Prostate cancer is the most common male cancer in Western countries, and the second leading cause of male cancer deaths. Dietary factors seem to influence the development of carcinoma of the prostate, and advice can be given on how men may reduce their risk of developing cancer of the prostate.

Fat intake:
A diet high in fat, especially from red meat, is associated with an increased risk, and not only that, it may also cause progression of the cancer.

Vitamin E:
Vitamin E, is a strong antioxidant.  Prospective studies have shown vitamin E supplements decrease the incidence of cancer by 32%,and the mortality by 41%,in patients taking vitamin E supplements, as compared to controls.

Another potent antioxidant present in tomatoes, is Lycopene, which lowers the risk of prostate cancer. Men with higher plasma levels of Lycopene showed a 25% lower risk of developing cancer of the prostate gland.

This is a trace mineral, and it has been shown that areas with reduced selenium in the soil are associated with higher rates of prostate cancer.  Supplementation with selenium reduces the risk of developing prostate cancer by about 60%.Once the disease is diagnosed, there is no evidence to suggest that selenium alters the course of the disease.

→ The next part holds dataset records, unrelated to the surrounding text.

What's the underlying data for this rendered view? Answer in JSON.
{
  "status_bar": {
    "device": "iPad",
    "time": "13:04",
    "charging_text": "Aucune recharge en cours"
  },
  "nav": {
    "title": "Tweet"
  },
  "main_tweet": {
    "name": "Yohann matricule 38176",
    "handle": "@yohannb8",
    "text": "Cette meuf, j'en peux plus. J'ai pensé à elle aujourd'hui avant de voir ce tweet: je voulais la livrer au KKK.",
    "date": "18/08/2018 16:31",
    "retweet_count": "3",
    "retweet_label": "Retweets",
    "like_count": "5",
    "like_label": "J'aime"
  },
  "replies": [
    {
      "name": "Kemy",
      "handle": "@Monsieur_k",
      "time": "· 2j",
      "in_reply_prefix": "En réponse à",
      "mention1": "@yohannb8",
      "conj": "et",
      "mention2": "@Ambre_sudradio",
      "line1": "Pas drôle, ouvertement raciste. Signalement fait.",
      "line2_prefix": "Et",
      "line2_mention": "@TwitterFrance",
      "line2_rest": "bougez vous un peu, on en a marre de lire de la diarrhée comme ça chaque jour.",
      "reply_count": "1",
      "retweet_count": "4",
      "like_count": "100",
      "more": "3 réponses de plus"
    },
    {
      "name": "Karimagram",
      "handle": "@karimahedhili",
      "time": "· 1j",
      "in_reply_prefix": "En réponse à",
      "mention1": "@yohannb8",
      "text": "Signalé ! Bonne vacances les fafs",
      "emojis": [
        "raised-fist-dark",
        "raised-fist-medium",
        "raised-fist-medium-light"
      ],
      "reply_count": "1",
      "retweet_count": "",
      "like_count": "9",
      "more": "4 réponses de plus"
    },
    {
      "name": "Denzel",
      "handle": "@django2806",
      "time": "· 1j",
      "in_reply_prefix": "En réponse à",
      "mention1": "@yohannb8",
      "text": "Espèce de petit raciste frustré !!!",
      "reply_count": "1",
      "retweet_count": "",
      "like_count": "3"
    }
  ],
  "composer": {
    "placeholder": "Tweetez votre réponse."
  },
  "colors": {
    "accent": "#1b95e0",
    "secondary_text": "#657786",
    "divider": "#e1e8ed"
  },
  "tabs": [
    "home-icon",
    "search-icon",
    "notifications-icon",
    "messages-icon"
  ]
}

A number of studies have shown that high calcium intake, is associated with an increase in the risk of prostate cancer.  Men should avoid calcium supplementation, unless there is an absolute indication for it.

This is to provide you with information, and it is no substitute of advice from your surgeon.  It does not contain all known facts about the effect of dietary factors on prostate cancer.